Why so serious?

Discussion in 'RPG Discussion' started by kveldulf, Nov 3, 2009.

  1. kveldulf

    kveldulf Chevalier

    (many thanks to the Joker for the handy quote)

    About a week ago, I ran a solo game for a friend of mine using the AD&D 2e rules after going back and forth between using AD&D 1e and 2e. Anyway.. while I was debating between editions and glancing between rulebooks something struck me. AD&D 1e materials (to include the DMG) included among their illustrations a few cartoons. Book 2 of the OD&D booklets did as well.

    AD&D 2e did away with all non serious illustrations (and frankly, the art was pretty unimpressive - but I digress). With 3.x, all the illos went for the "Look, I am a brooding antihero because my armor is all oversized and spiky, feel my angst" design asthetic. I can't comment on 4e since I refuse to even look upon it.

    The reason I bring this up is the earlier editions of the game took a middle of the road approach with tone. Not that they advocated running D&D / AD&D like Toon, but they weren't embarassed to throw some humor in the mix when it came to illustrations. While gaming humor has continued unabated (Knights of the Dinner Table and Order of the Stick are personal faves), it's kept away from rulebooks in its own little niche.

    My point? Somewhere around AD&D 2e gaming started to take itself seriously, perhaps because the first generation of young gamers was graduating from school. The "follow the storyline", "adventure plotted like a novel" adventure style became increasingly entrenched and along with this narrative-heavy play style came an "everything must be brooding and serious" artistic bias.

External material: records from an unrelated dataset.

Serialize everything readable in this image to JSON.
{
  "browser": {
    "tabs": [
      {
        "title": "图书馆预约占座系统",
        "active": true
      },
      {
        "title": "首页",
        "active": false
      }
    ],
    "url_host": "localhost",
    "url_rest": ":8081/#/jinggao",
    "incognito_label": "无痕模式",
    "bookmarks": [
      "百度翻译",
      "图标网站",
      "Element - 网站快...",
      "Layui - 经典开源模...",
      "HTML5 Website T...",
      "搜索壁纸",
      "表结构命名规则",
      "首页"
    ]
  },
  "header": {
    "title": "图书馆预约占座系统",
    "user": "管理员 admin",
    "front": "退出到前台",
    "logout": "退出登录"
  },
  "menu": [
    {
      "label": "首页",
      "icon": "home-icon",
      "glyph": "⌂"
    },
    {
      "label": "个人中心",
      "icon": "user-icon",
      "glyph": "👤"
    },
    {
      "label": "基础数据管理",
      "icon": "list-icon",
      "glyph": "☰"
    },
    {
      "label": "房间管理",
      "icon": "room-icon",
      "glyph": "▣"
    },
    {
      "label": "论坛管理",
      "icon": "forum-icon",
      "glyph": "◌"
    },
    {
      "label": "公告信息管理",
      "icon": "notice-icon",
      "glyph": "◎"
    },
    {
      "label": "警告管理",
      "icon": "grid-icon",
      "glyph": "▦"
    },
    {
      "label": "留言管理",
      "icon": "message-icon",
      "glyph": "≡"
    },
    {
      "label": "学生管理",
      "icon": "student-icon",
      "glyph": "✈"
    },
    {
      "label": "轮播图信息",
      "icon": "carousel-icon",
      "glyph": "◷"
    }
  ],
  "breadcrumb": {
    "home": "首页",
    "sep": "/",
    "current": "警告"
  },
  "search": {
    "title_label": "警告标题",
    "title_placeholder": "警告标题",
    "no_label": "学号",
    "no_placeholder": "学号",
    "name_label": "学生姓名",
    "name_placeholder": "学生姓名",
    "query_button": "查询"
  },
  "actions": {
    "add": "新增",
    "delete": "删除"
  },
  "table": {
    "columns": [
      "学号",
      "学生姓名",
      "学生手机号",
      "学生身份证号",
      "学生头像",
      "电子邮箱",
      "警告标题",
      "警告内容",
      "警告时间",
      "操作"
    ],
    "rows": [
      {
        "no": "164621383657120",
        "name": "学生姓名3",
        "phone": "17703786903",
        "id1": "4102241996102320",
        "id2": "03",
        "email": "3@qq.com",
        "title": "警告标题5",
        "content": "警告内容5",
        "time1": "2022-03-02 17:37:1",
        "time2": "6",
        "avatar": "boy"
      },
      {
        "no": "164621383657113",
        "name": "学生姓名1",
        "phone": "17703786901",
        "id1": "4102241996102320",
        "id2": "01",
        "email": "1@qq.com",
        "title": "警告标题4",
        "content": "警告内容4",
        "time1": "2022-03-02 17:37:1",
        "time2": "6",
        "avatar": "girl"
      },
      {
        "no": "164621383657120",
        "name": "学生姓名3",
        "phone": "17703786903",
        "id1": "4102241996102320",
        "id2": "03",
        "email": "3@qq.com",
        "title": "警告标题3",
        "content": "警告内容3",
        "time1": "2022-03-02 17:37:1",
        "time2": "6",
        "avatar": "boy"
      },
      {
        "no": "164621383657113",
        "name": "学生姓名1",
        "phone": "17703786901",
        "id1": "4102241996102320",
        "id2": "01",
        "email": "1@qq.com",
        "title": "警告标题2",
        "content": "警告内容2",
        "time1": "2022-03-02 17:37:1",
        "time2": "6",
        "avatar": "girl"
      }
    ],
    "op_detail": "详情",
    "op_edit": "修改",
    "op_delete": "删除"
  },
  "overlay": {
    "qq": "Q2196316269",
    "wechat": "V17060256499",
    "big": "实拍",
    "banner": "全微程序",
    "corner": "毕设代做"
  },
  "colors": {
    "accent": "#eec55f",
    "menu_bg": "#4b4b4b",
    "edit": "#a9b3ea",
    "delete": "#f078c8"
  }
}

    With all the debate about "old school" versus "new school", storytelling versus sandbox adventure design, perhaps the question is simpler. Maybe it all boils down to "old schoolers" preferring a game that still had a sense of humor.

    Andy
     
  2. Emperor Xan

    Emperor Xan Troubadour

    I have to disagree with this. The basis of comedy and drama are the same. What makes them different is that comedy presents a gap between how one (or more) character(s) perceives the world in relation to everyone else in the story. Granted, there was a maturation in the audience as well as an increased sophistication in storytelling in RPGs, but that does not necessarily translate into an inherent gravitas in any given campaign. Where the emphasis needs to be directed may not be where it is going. Players should learn how to tell a story, but knowing how to structure a tale with a serious intent to stay true to the form or throughline is a different matter altogether.
     
  3. chgowiz

    chgowiz Footpad

    The basis for comedy may be in the later versions (although we'll probably differ on what the comedy is about...) the OP is correct - 1974 OD&D and 1980s AD&D had a sense of whimsey and humor is that is lacking in the 2E and beyond core books. That does send a message.
     
  4. geekpreacher

    geekpreacher Spellbinder

    Of course this is why some people really like the new version of Hackmaster, it has the sense of humor combined with a fairly serious rule set. I couldn't abide playing a game where some jokes aren't cracked around the table and there is a bit of humor involved.
     
  5. Emperor Xan

    Emperor Xan Troubadour

    Most of my campaigns, regardless of the genre, end up with a giant rock falling from the sky and killing everyone at least once. Sometimes it happens three or more times a game. In a sci-fi setting, I might change it up and make it a black hole that swallows the universe. I can't imagine the number of times the world has been sucked into a singularity or crushed under a universe-sized rock without anyone else realizing it. Mind you, these have at times been during extremely serious storylines.
     
  6. kveldulf

    kveldulf Chevalier

    Actually, I didn't mean the content of campaigns so much as the rules tone being adjusted to fit the perceived market.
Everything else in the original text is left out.